The nation generates most of its electricity from gas-fired power plants, while output from hydropower plants makes up about 30 per cent of the total.
The Nigeria Electricity System Operator, an arm of the TCN, put the nation’s installed generation capacity at 12,910.40MW; available capacity at 7,652.60MW; transmission wheeling capacity at 8,100MW; and the peak generation ever attained at 5,375MW.
The nation’s power grid recorded its eighth total collapse this year on June 30, plunging consumers across the country into a blackout for some hours.
The government-owned TCN said the national grid experienced a system collapse due to high voltage following a massive drop of load by the Discos, adding that “the high voltage also caused a fire incident in the 75MX reactor in the Benin Substation, Sapele Road in Benin City, Edo State.”
But the Association of Nigerian Electricity Distributors said there was a trend of burnt transmission stations and failed transmission substation incidents in Lagos, Calabar, Abuja, Enugu and Onitsha as of May 8, 2019, due to inadequate transmission protection mechanisms and procedures.
The Discos also expressed displeasure over TCN’s practice of “arbitrary load dumping on power distributors” whenever the TCN was having challenges in managing energy on its grid, causing a myriad of commercial and technical problems.
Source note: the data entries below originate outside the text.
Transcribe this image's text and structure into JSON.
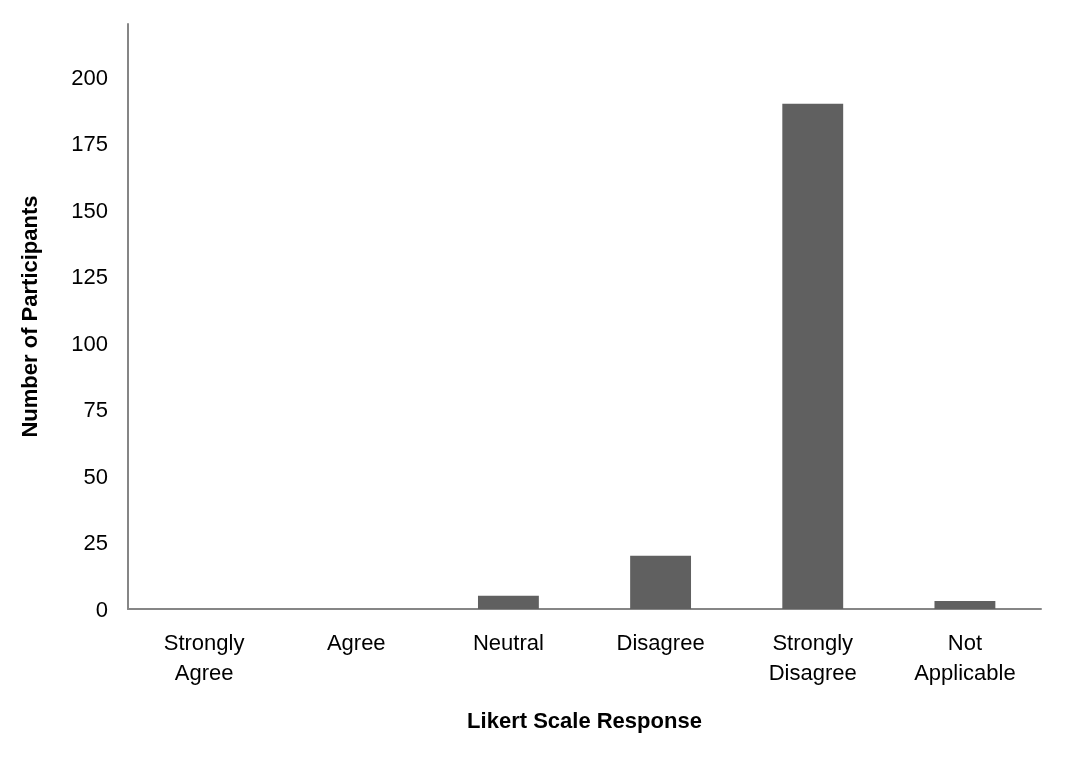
{
  "chart_data": {
    "type": "bar",
    "xlabel": "Likert Scale Response",
    "ylabel": "Number of Participants",
    "categories": [
      "Strongly\nAgree",
      "Agree",
      "Neutral",
      "Disagree",
      "Strongly\nDisagree",
      "Not\nApplicable"
    ],
    "values": [
      0,
      0,
      5,
      20,
      190,
      3
    ],
    "color": "#606060",
    "ylim": [
      0,
      220
    ],
    "yticks": [
      0,
      25,
      50,
      75,
      100,
      125,
      150,
      175,
      200
    ],
    "grid": false
  }
}
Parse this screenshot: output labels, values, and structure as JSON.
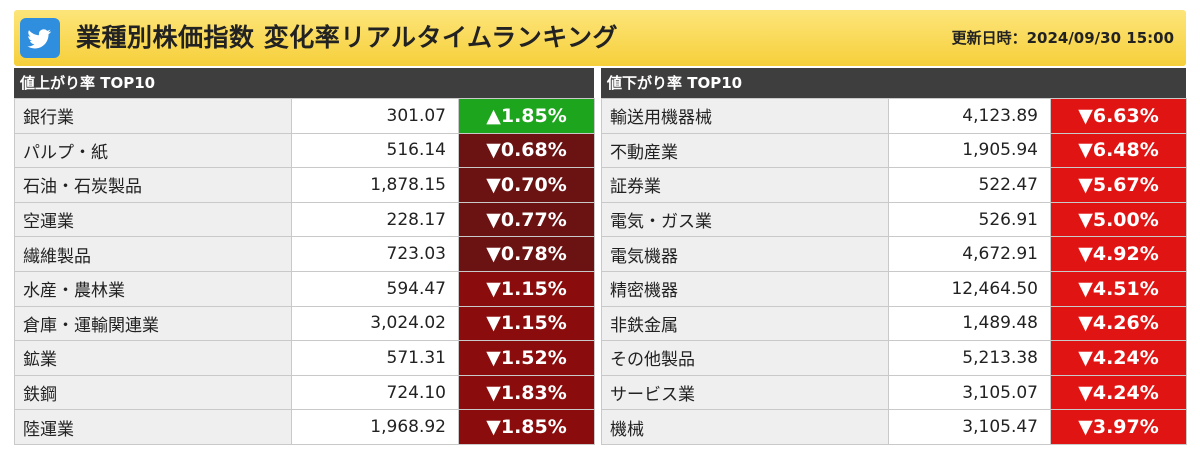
{
  "header": {
    "title": "業種別株価指数 変化率リアルタイムランキング",
    "updated_label": "更新日時：",
    "updated_value": "2024/09/30 15:00"
  },
  "gainers": {
    "heading": "値上がり率 TOP10",
    "rows": [
      {
        "name": "銀行業",
        "value": "301.07",
        "change": "▲1.85%"
      },
      {
        "name": "パルプ・紙",
        "value": "516.14",
        "change": "▼0.68%"
      },
      {
        "name": "石油・石炭製品",
        "value": "1,878.15",
        "change": "▼0.70%"
      },
      {
        "name": "空運業",
        "value": "228.17",
        "change": "▼0.77%"
      },
      {
        "name": "繊維製品",
        "value": "723.03",
        "change": "▼0.78%"
      },
      {
        "name": "水産・農林業",
        "value": "594.47",
        "change": "▼1.15%"
      },
      {
        "name": "倉庫・運輸関連業",
        "value": "3,024.02",
        "change": "▼1.15%"
      },
      {
        "name": "鉱業",
        "value": "571.31",
        "change": "▼1.52%"
      },
      {
        "name": "鉄鋼",
        "value": "724.10",
        "change": "▼1.83%"
      },
      {
        "name": "陸運業",
        "value": "1,968.92",
        "change": "▼1.85%"
      }
    ]
  },
  "losers": {
    "heading": "値下がり率 TOP10",
    "rows": [
      {
        "name": "輸送用機器械",
        "value": "4,123.89",
        "change": "▼6.63%"
      },
      {
        "name": "不動産業",
        "value": "1,905.94",
        "change": "▼6.48%"
      },
      {
        "name": "証券業",
        "value": "522.47",
        "change": "▼5.67%"
      },
      {
        "name": "電気・ガス業",
        "value": "526.91",
        "change": "▼5.00%"
      },
      {
        "name": "電気機器",
        "value": "4,672.91",
        "change": "▼4.92%"
      },
      {
        "name": "精密機器",
        "value": "12,464.50",
        "change": "▼4.51%"
      },
      {
        "name": "非鉄金属",
        "value": "1,489.48",
        "change": "▼4.26%"
      },
      {
        "name": "その他製品",
        "value": "5,213.38",
        "change": "▼4.24%"
      },
      {
        "name": "サービス業",
        "value": "3,105.07",
        "change": "▼4.24%"
      },
      {
        "name": "機械",
        "value": "3,105.47",
        "change": "▼3.97%"
      }
    ]
  },
  "colors": {
    "header_bg": "#f8d84e",
    "up_green": "#1ea51e",
    "down_dark_red": "#6b1212",
    "down_red": "#e11414",
    "twitter_blue": "#2f8fde"
  }
}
The grid has continued to suffer system collapse over the years amid a lack of spinning reserve that is meant to forestall such occurrences. The grid suffered four total collapses in January and one each in February, April, May and June, according to the system operator.
Spinning reserve is the generation capacity that is online but unloaded and that can respond within 10 minutes to compensate for generation or transmission outages.
Out of the five power stations meant to provide spinning reserves, none has any actual reserve, with the contracted reserve put at 295MW.
The power stations are Egbin, Delta, Olorunsogo NIPP, Geregu NIPP and Omotosho NIPP.